Department of Public Health, Erasmus MC, University Medical Center Rotterdam, PO Box 2040, 3000 CA Rotterdam, the Netherlands.
J Natl Cancer Inst. 2011 Dec 7;103(23):1741-51. doi: 10.1093/jnci/djr385. Epub 2011 Nov 9.
Fecal occult blood testing (FOBT) can be adapted to a limited colonoscopy capacity by narrowing the age range or extending the screening interval, by using a more specific test or hemoglobin cutoff level for referral to colonoscopy, and by restricting surveillance colonoscopy. Which of these options is most clinically effective and cost-effective has yet to be established.
We used the validated MISCAN-Colon microsimulation model to estimate the number of colonoscopies, costs, and health effects of different screening strategies using guaiac FOBT or fecal immunochemical test (FIT) at various hemoglobin cutoff levels between 50 and 200 ng hemoglobin per mL, different surveillance strategies, and various age ranges. We optimized the allocation of a limited number of colonoscopies on the basis of incremental cost-effectiveness.
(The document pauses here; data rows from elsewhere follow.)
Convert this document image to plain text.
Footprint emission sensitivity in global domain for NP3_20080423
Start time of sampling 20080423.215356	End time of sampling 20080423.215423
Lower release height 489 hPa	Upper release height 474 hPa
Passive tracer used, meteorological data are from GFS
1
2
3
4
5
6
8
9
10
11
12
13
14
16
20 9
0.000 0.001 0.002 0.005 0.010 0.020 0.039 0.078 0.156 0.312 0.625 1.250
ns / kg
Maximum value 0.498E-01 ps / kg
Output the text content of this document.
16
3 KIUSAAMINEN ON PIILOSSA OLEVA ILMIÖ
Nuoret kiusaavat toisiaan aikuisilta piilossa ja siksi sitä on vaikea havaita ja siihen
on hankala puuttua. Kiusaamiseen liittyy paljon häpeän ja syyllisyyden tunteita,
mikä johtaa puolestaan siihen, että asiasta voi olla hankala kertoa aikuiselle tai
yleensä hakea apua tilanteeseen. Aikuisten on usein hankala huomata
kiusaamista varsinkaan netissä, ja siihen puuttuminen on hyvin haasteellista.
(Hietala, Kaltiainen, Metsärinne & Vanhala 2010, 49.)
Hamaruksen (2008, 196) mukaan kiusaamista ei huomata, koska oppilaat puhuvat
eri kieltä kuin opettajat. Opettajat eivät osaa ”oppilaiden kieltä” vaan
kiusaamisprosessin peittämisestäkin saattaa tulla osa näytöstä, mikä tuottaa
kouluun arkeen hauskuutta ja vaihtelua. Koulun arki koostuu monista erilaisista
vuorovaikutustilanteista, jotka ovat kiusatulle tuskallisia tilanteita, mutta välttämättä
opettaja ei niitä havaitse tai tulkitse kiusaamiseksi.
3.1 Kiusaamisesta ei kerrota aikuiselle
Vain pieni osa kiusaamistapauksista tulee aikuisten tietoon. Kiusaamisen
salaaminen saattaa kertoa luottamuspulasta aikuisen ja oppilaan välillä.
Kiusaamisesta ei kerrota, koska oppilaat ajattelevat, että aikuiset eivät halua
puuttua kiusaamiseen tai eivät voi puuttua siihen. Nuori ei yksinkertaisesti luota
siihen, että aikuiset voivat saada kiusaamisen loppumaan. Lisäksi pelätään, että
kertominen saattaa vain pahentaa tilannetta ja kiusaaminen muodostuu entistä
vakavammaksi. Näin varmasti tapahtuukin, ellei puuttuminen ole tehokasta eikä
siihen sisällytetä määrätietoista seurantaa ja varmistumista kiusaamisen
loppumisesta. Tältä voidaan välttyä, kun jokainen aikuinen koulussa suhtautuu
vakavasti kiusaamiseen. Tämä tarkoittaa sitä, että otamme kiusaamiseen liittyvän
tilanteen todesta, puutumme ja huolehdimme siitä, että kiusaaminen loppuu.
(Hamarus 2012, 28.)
When colonoscopy capacity was unlimited, the optimal screening strategy was to administer an annual FIT with a 50 ng/mL hemoglobin cutoff level in individuals aged 45-80 years and to offer colonoscopy surveillance to all individuals with adenomas. When colonoscopy capacity was decreasing, the optimal screening adaptation was to first increase the FIT hemoglobin cutoff value to 200 ng hemoglobin per mL and narrow the age range to 50-75 years, to restrict colonoscopy surveillance, and finally to further decrease the number of screening rounds. FIT screening was always more cost-effective compared with guaiac FOBT. Doubling colonoscopy capacity increased the benefits of FIT screening up to 100%.
FIT should be used at higher hemoglobin cutoff levels when colonoscopy capacity is limited compared with unlimited and is more effective in terms of health outcomes and cost compared with guaiac FOBT at all colonoscopy capacity levels. Increasing the colonoscopy capacity substantially increases the health benefits of FIT screening.
粪便潜血检测(FOBT)可通过缩小年龄范围或延长筛查间隔、使用更特异的检测方法或血红蛋白临界值进行结肠镜检查转诊、限制监测结肠镜检查来适应有限的结肠镜检查能力。然而,哪种方案在临床和经济上最有效尚未确定。
我们使用经过验证的 MISCAN-Colon 微观模拟模型,通过不同的血红蛋白临界值(50-200ng/ml 血红蛋白)、不同的监测策略以及不同的年龄范围,对不同的筛查策略(使用愈创木脂 FOBT 或粪便免疫化学检测(FIT))进行了结肠镜检查数量、成本和健康效果的估计。我们基于增量成本效益优化了有限结肠镜检查数量的分配。
当结肠镜检查能力不受限时,最佳的筛查策略是在 45-80 岁人群中进行每年一次的 FIT 检测,且血红蛋白临界值为 50ng/ml,并对所有腺瘤患者进行结肠镜监测。当结肠镜检查能力下降时,最佳的筛查适应策略是首先将 FIT 血红蛋白临界值提高到 200ng/ml 血红蛋白,将年龄范围缩小到 50-75 岁,限制结肠镜监测,最后进一步减少筛查轮次。与愈创木脂 FOBT 相比,FIT 筛查始终更具成本效益。将结肠镜检查能力增加一倍可使 FIT 筛查的获益增加 100%。
当结肠镜检查能力有限时,与无限相比,FIT 应该在更高的血红蛋白临界值下使用,并且在所有结肠镜检查能力水平下,在健康结果和成本方面,FIT 比愈创木脂 FOBT 更有效。大幅增加结肠镜检查能力可显著增加 FIT 筛查的健康获益。